Interest rates could be cut as soon as February, Goldman Sachs predicted, even as a Bank of England official warned that they would have to stay higher for longer.
Economists at the Wall Street bank believe that if the UK falls into recession, the first cut could come in the first quarter of next year – although they see August as a more likely scenario.
But Megan Greene, a hawkish member of the Bank of England’s Monetary Policy Committee (MPC), who has voted for rate increases in all three meetings she has attended, said financial markets globally ‘haven’t really clocked’ that rates will need to remain ‘restrictive’ for some time.
Warning: Megan Greene (pictured), a hawkish member of the Monetary Policy Committee, said markets ‘haven’t really clocked’ that rates will need to remain ‘restrictive’
Greene, pictured, told Bloomberg TV that while it was ‘good news’ that figures this week showed UK inflation falling sharply, it would be a ‘tougher slog’ to bring it down to the Bank’s 2 per cent target.
The comments underline the gulf between the rhetoric coming out of Threadneedle Street and bets by traders that rates will start to fall from the spring or summer of next year.
Goldman Sachs said the most likely outcome, with a probability of 30 per cent, was that the first cut from 5.25 per cent to 5 per cent would come in August and a second to 4.75 per cent by the end of the year.
‘That said, earlier cuts are possible if the economy turns out weaker than expected,’ the bank’s economists said.
Its research note said there was a 15 per cent likelihood of a ‘full recession’ resulting in a rate cut to 5 per cent in the first quarter – meaning February or March.
Rates would then fall rapidly to 3.5 per cent by the end of the year.
Current betting on financial markets is for the first rate cut to come in June. Those hopes have been buoyed by figures this week showing a sharp fall in inflation from 6.7 per cent in September to 4.6 per cent in October.
But Bank of England governor Andrew Bailey has insisted that it is too early to be talking about rate cuts.
> When will interest rates fall? Latest forecasts from the market and analysts
And Greene’s comments – the first from a member of the MPC since this week’s inflation figures were published – suggest that some rate-setters continue to hold that view.

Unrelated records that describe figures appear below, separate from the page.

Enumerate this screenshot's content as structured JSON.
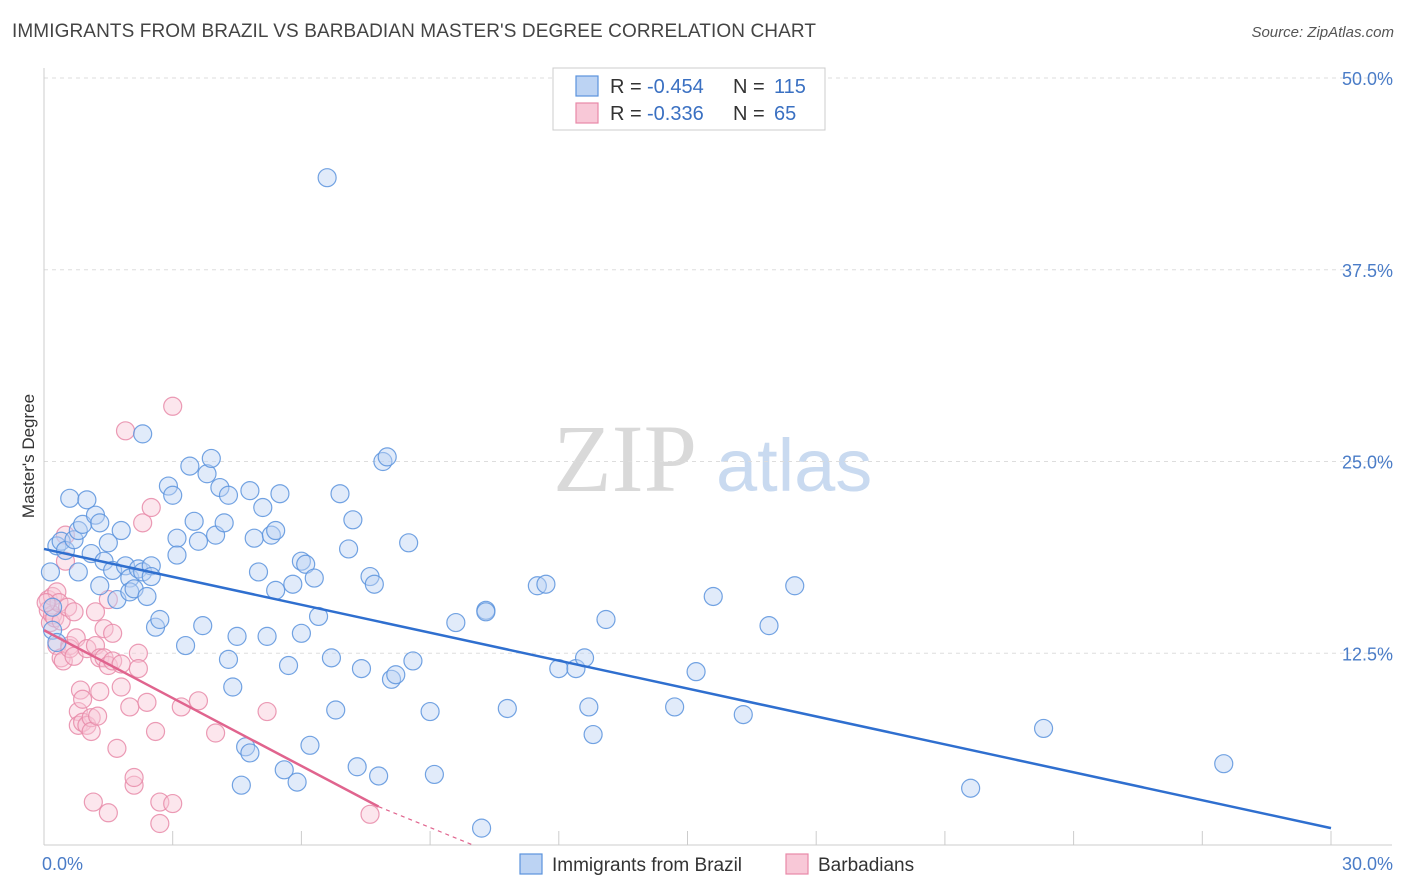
{
  "title": "IMMIGRANTS FROM BRAZIL VS BARBADIAN MASTER'S DEGREE CORRELATION CHART",
  "source": "Source: ZipAtlas.com",
  "watermark": {
    "zip": "ZIP",
    "atlas": "atlas"
  },
  "colors": {
    "blue": "#5b93dd",
    "blue_line": "#2f6fcf",
    "blue_fill": "#bcd3f3",
    "pink": "#e889a8",
    "pink_line": "#e0648e",
    "pink_fill": "#f8c8d7",
    "grid": "#dddddd",
    "axis_label": "#4a7cc7"
  },
  "legend": {
    "rows": [
      {
        "r_label": "R =",
        "r_value": "-0.454",
        "n_label": "N =",
        "n_value": "115"
      },
      {
        "r_label": "R =",
        "r_value": "-0.336",
        "n_label": "N =",
        "n_value": "65"
      }
    ]
  },
  "chart_data": {
    "type": "scatter",
    "title": "IMMIGRANTS FROM BRAZIL VS BARBADIAN MASTER'S DEGREE CORRELATION CHART",
    "xlabel": "",
    "ylabel": "Master's Degree",
    "xlim": [
      0,
      30
    ],
    "ylim": [
      0,
      50
    ],
    "x_tick_labels": [
      "0.0%",
      "30.0%"
    ],
    "y_ticks": [
      12.5,
      25.0,
      37.5,
      50.0
    ],
    "y_tick_labels": [
      "12.5%",
      "25.0%",
      "37.5%",
      "50.0%"
    ],
    "grid": true,
    "legend_position": "top-center",
    "series": [
      {
        "name": "Immigrants from Brazil",
        "color": "#5b93dd",
        "R": -0.454,
        "N": 115,
        "trend": {
          "x": [
            0,
            30
          ],
          "y": [
            19.3,
            1.1
          ]
        },
        "points": [
          [
            0.3,
            19.5
          ],
          [
            0.4,
            19.8
          ],
          [
            0.5,
            19.2
          ],
          [
            0.6,
            22.6
          ],
          [
            0.7,
            19.9
          ],
          [
            0.8,
            20.5
          ],
          [
            0.9,
            20.9
          ],
          [
            1.0,
            22.5
          ],
          [
            1.1,
            19.0
          ],
          [
            1.2,
            21.5
          ],
          [
            1.3,
            21.0
          ],
          [
            0.8,
            17.8
          ],
          [
            1.3,
            16.9
          ],
          [
            1.4,
            18.5
          ],
          [
            1.5,
            19.7
          ],
          [
            1.6,
            17.9
          ],
          [
            1.7,
            16.0
          ],
          [
            1.8,
            20.5
          ],
          [
            1.9,
            18.2
          ],
          [
            2.0,
            17.4
          ],
          [
            2.0,
            16.5
          ],
          [
            2.1,
            16.7
          ],
          [
            2.2,
            18.0
          ],
          [
            2.3,
            17.8
          ],
          [
            2.4,
            16.2
          ],
          [
            2.5,
            18.2
          ],
          [
            2.5,
            17.5
          ],
          [
            2.6,
            14.2
          ],
          [
            2.7,
            14.7
          ],
          [
            2.3,
            26.8
          ],
          [
            2.9,
            23.4
          ],
          [
            3.0,
            22.8
          ],
          [
            3.1,
            20.0
          ],
          [
            3.1,
            18.9
          ],
          [
            3.3,
            13.0
          ],
          [
            3.4,
            24.7
          ],
          [
            3.5,
            21.1
          ],
          [
            3.6,
            19.8
          ],
          [
            3.7,
            14.3
          ],
          [
            3.8,
            24.2
          ],
          [
            3.9,
            25.2
          ],
          [
            4.0,
            20.2
          ],
          [
            4.1,
            23.3
          ],
          [
            4.2,
            21.0
          ],
          [
            4.3,
            12.1
          ],
          [
            4.3,
            22.8
          ],
          [
            4.4,
            10.3
          ],
          [
            4.5,
            13.6
          ],
          [
            4.6,
            3.9
          ],
          [
            4.7,
            6.4
          ],
          [
            4.8,
            23.1
          ],
          [
            4.8,
            6.0
          ],
          [
            4.9,
            20.0
          ],
          [
            5.0,
            17.8
          ],
          [
            5.1,
            22.0
          ],
          [
            5.2,
            13.6
          ],
          [
            5.3,
            20.2
          ],
          [
            5.4,
            20.5
          ],
          [
            5.4,
            16.6
          ],
          [
            5.5,
            22.9
          ],
          [
            5.6,
            4.9
          ],
          [
            5.7,
            11.7
          ],
          [
            5.8,
            17.0
          ],
          [
            5.9,
            4.1
          ],
          [
            6.0,
            13.8
          ],
          [
            6.0,
            18.5
          ],
          [
            6.1,
            18.3
          ],
          [
            6.2,
            6.5
          ],
          [
            6.3,
            17.4
          ],
          [
            6.4,
            14.9
          ],
          [
            6.6,
            43.5
          ],
          [
            6.7,
            12.2
          ],
          [
            6.8,
            8.8
          ],
          [
            6.9,
            22.9
          ],
          [
            7.1,
            19.3
          ],
          [
            7.2,
            21.2
          ],
          [
            7.3,
            5.1
          ],
          [
            7.4,
            11.5
          ],
          [
            7.6,
            17.5
          ],
          [
            7.7,
            17.0
          ],
          [
            7.8,
            4.5
          ],
          [
            7.9,
            25.0
          ],
          [
            8.0,
            25.3
          ],
          [
            8.1,
            10.8
          ],
          [
            8.2,
            11.1
          ],
          [
            8.5,
            19.7
          ],
          [
            8.6,
            12.0
          ],
          [
            9.0,
            8.7
          ],
          [
            9.1,
            4.6
          ],
          [
            9.6,
            14.5
          ],
          [
            10.2,
            1.1
          ],
          [
            10.3,
            15.3
          ],
          [
            10.3,
            15.2
          ],
          [
            10.8,
            8.9
          ],
          [
            11.5,
            16.9
          ],
          [
            11.7,
            17.0
          ],
          [
            12.0,
            11.5
          ],
          [
            12.4,
            11.5
          ],
          [
            12.6,
            12.2
          ],
          [
            12.7,
            9.0
          ],
          [
            12.8,
            7.2
          ],
          [
            13.1,
            14.7
          ],
          [
            14.7,
            9.0
          ],
          [
            15.2,
            11.3
          ],
          [
            15.6,
            16.2
          ],
          [
            16.3,
            8.5
          ],
          [
            16.9,
            14.3
          ],
          [
            17.5,
            16.9
          ],
          [
            21.6,
            3.7
          ],
          [
            23.3,
            7.6
          ],
          [
            27.5,
            5.3
          ],
          [
            0.2,
            14.0
          ],
          [
            0.3,
            13.2
          ],
          [
            0.2,
            15.5
          ],
          [
            0.15,
            17.8
          ]
        ]
      },
      {
        "name": "Barbadians",
        "color": "#e889a8",
        "R": -0.336,
        "N": 65,
        "trend": {
          "x": [
            0,
            7.8
          ],
          "y": [
            14.0,
            2.5
          ]
        },
        "trend_dashed": {
          "x": [
            7.8,
            10.0
          ],
          "y": [
            2.5,
            -0.7
          ]
        },
        "points": [
          [
            0.1,
            16.0
          ],
          [
            0.1,
            15.3
          ],
          [
            0.15,
            14.5
          ],
          [
            0.2,
            16.2
          ],
          [
            0.2,
            15.0
          ],
          [
            0.25,
            14.8
          ],
          [
            0.3,
            16.5
          ],
          [
            0.3,
            13.0
          ],
          [
            0.35,
            15.8
          ],
          [
            0.4,
            14.6
          ],
          [
            0.4,
            12.2
          ],
          [
            0.45,
            12.0
          ],
          [
            0.5,
            20.2
          ],
          [
            0.5,
            18.5
          ],
          [
            0.55,
            15.5
          ],
          [
            0.6,
            13.0
          ],
          [
            0.6,
            12.8
          ],
          [
            0.7,
            15.2
          ],
          [
            0.7,
            12.3
          ],
          [
            0.75,
            13.5
          ],
          [
            0.8,
            8.7
          ],
          [
            0.8,
            7.8
          ],
          [
            0.85,
            10.1
          ],
          [
            0.9,
            8.0
          ],
          [
            0.9,
            9.5
          ],
          [
            1.0,
            12.8
          ],
          [
            1.0,
            7.8
          ],
          [
            1.1,
            8.3
          ],
          [
            1.1,
            7.4
          ],
          [
            1.15,
            2.8
          ],
          [
            1.2,
            15.2
          ],
          [
            1.2,
            13.0
          ],
          [
            1.25,
            8.4
          ],
          [
            1.3,
            12.2
          ],
          [
            1.3,
            10.0
          ],
          [
            1.4,
            14.1
          ],
          [
            1.4,
            12.2
          ],
          [
            1.5,
            16.0
          ],
          [
            1.5,
            11.7
          ],
          [
            1.5,
            2.1
          ],
          [
            1.6,
            13.8
          ],
          [
            1.6,
            12.0
          ],
          [
            1.7,
            6.3
          ],
          [
            1.8,
            11.8
          ],
          [
            1.8,
            10.3
          ],
          [
            1.9,
            27.0
          ],
          [
            2.0,
            9.0
          ],
          [
            2.1,
            3.9
          ],
          [
            2.1,
            4.4
          ],
          [
            2.2,
            12.5
          ],
          [
            2.2,
            11.5
          ],
          [
            2.3,
            21.0
          ],
          [
            2.4,
            9.3
          ],
          [
            2.5,
            22.0
          ],
          [
            2.6,
            7.4
          ],
          [
            2.7,
            1.4
          ],
          [
            2.7,
            2.8
          ],
          [
            3.0,
            2.7
          ],
          [
            3.0,
            28.6
          ],
          [
            3.2,
            9.0
          ],
          [
            3.6,
            9.4
          ],
          [
            4.0,
            7.3
          ],
          [
            5.2,
            8.7
          ],
          [
            7.6,
            2.0
          ],
          [
            0.05,
            15.8
          ]
        ]
      }
    ]
  }
}
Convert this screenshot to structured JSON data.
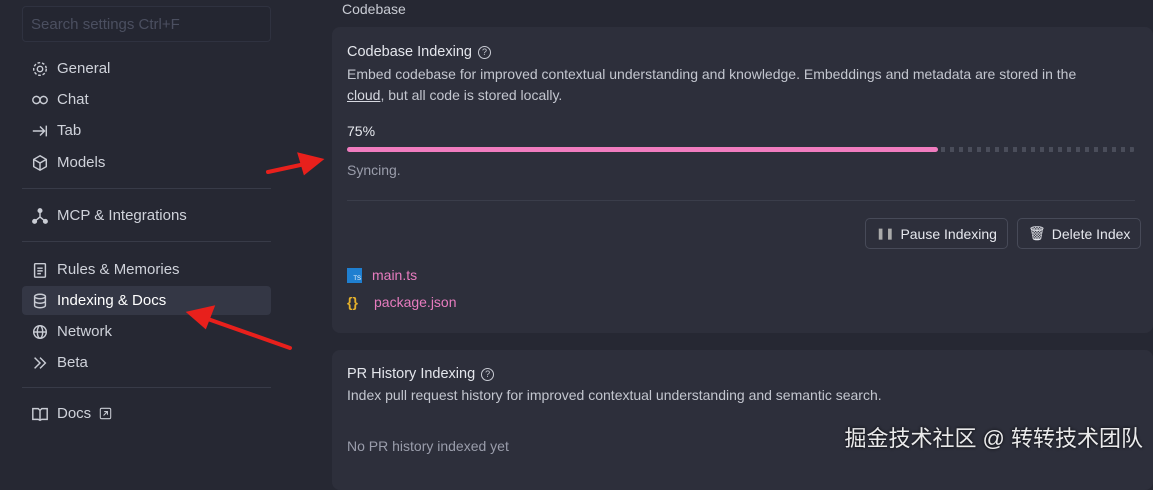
{
  "sidebar": {
    "search_placeholder": "Search settings Ctrl+F",
    "items": [
      {
        "label": "General",
        "icon": "gear-icon"
      },
      {
        "label": "Chat",
        "icon": "infinity-icon"
      },
      {
        "label": "Tab",
        "icon": "arrow-right-to-bar-icon"
      },
      {
        "label": "Models",
        "icon": "cube-icon"
      },
      {
        "label": "MCP & Integrations",
        "icon": "nodes-icon"
      },
      {
        "label": "Rules & Memories",
        "icon": "clipboard-icon"
      },
      {
        "label": "Indexing & Docs",
        "icon": "database-icon",
        "active": true
      },
      {
        "label": "Network",
        "icon": "globe-icon"
      },
      {
        "label": "Beta",
        "icon": "chevrons-right-icon"
      },
      {
        "label": "Docs",
        "icon": "book-icon",
        "external": true
      }
    ]
  },
  "main": {
    "section": "Codebase",
    "codebase": {
      "title": "Codebase Indexing",
      "desc_pre": "Embed codebase for improved contextual understanding and knowledge. Embeddings and metadata are stored in the ",
      "desc_link": "cloud",
      "desc_post": ", but all code is stored locally.",
      "progress_label": "75%",
      "progress": 75,
      "status": "Syncing.",
      "pause_label": "Pause Indexing",
      "delete_label": "Delete Index",
      "files": [
        {
          "name": "main.ts",
          "icon": "typescript-file-icon"
        },
        {
          "name": "package.json",
          "icon": "json-file-icon"
        }
      ]
    },
    "pr": {
      "title": "PR History Indexing",
      "desc": "Index pull request history for improved contextual understanding and semantic search.",
      "empty": "No PR history indexed yet"
    }
  },
  "watermark": "掘金技术社区 @ 转转技术团队",
  "colors": {
    "accent": "#f07cbf",
    "annotation": "#e8201c"
  }
}
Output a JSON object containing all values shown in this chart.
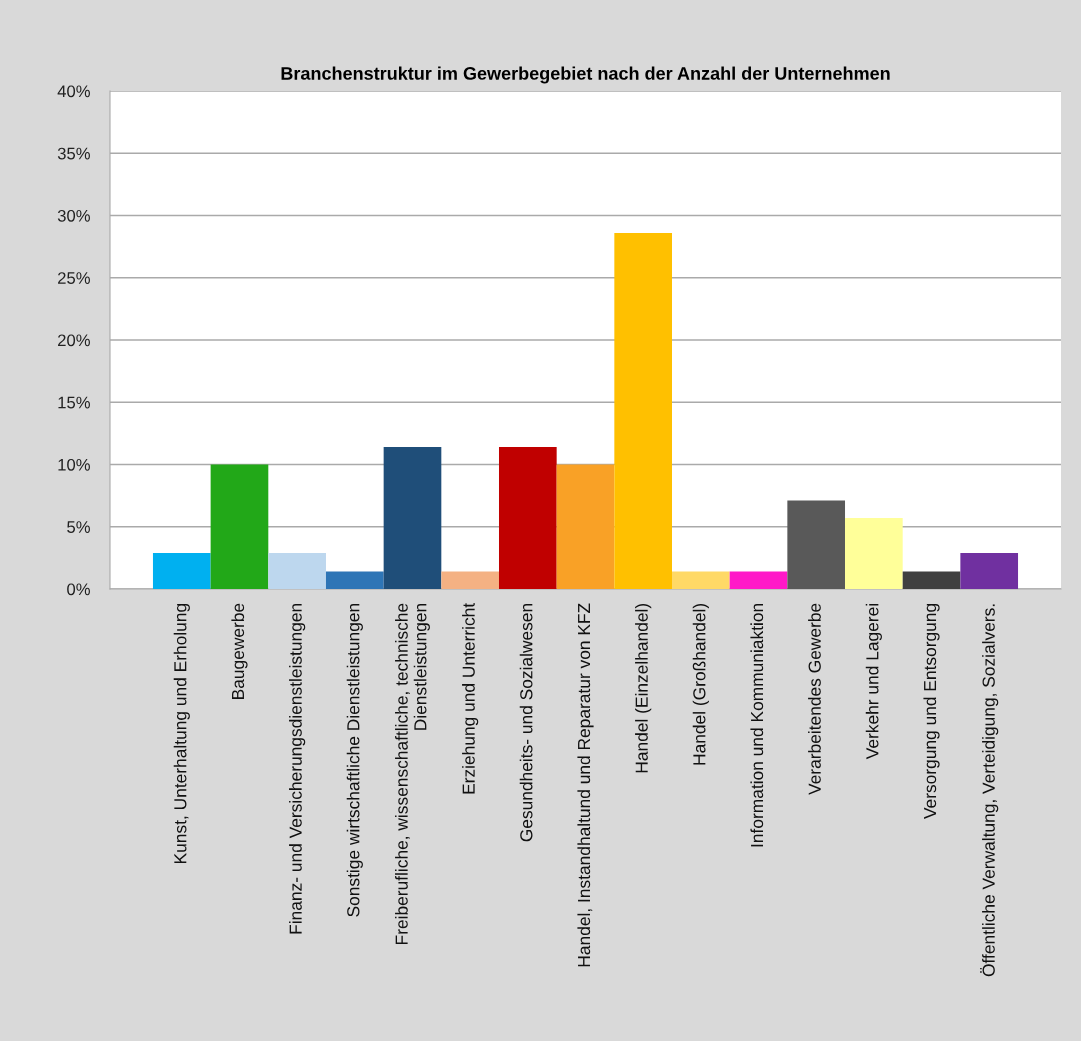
{
  "chart_data": {
    "type": "bar",
    "title": "Branchenstruktur im Gewerbegebiet nach der Anzahl der Unternehmen",
    "categories": [
      "Kunst, Unterhaltung und Erholung",
      "Baugewerbe",
      "Finanz- und Versicherungsdienstleistungen",
      "Sonstige wirtschaftliche Dienstleistungen",
      "Freiberufliche, wissenschaftliche, technische\nDienstleistungen",
      "Erziehung und Unterricht",
      "Gesundheits- und Sozialwesen",
      "Handel, Instandhaltund und Reparatur von KFZ",
      "Handel (Einzelhandel)",
      "Handel (Großhandel)",
      "Information und Kommuniaktion",
      "Verarbeitendes Gewerbe",
      "Verkehr und Lagerei",
      "Versorgung und Entsorgung",
      "Öffentliche Verwaltung, Verteidigung, Sozialvers."
    ],
    "values": [
      2.9,
      10,
      2.9,
      1.4,
      11.4,
      1.4,
      11.4,
      10,
      28.6,
      1.4,
      1.4,
      7.1,
      5.7,
      1.4,
      2.9
    ],
    "colors": [
      "#00b0f0",
      "#22a818",
      "#bdd7ee",
      "#2e75b6",
      "#1f4e79",
      "#f4b183",
      "#c00000",
      "#f9a126",
      "#ffc000",
      "#ffd966",
      "#ff19c8",
      "#595959",
      "#ffff99",
      "#404040",
      "#7030a0"
    ],
    "ylim": [
      0,
      40
    ],
    "yticks": [
      {
        "value": 0,
        "label": "0%"
      },
      {
        "value": 5,
        "label": "5%"
      },
      {
        "value": 10,
        "label": "10%"
      },
      {
        "value": 15,
        "label": "15%"
      },
      {
        "value": 20,
        "label": "20%"
      },
      {
        "value": 25,
        "label": "25%"
      },
      {
        "value": 30,
        "label": "30%"
      },
      {
        "value": 35,
        "label": "35%"
      },
      {
        "value": 40,
        "label": "40%"
      }
    ],
    "grid": "y",
    "legend": false
  }
}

She said there were still ‘reasons to worry about the persistence of inflation in the UK’ because – when the impact of energy prices was stripped out – it was looking hard to budge while wage growth was also still very strong.
Greene explained: ‘If we have an economy with fairly low productivity growth and really high wage growth, it’s going to be hard to hit the target.
‘We will – but that’s a worry about persistence as well.’
Warning that interest rates may need to remain ‘restrictive for longer’, she added: ‘Markets globally haven’t really clocked on to this and so there is aggressive pricing for cuts – in the US, for example. You’re also seeing it in the eurozone.
‘The world’s going to look a little bit different once the dust all settles than it did before the pandemic, and it suggests we might need to be restrictive for longer.’
She insisted she was ‘not thinking about cuts at the moment’, and said: ‘Going from 10 per cent inflation to 5 per cent inflation was always going to be easier than going from 5 to 2 per cent.
‘The dramatic drop we saw in October is not really a surprise to anyone given the energy price cap. We won’t be able to rely on that going forward, so I think it will be a slightly tougher slog.’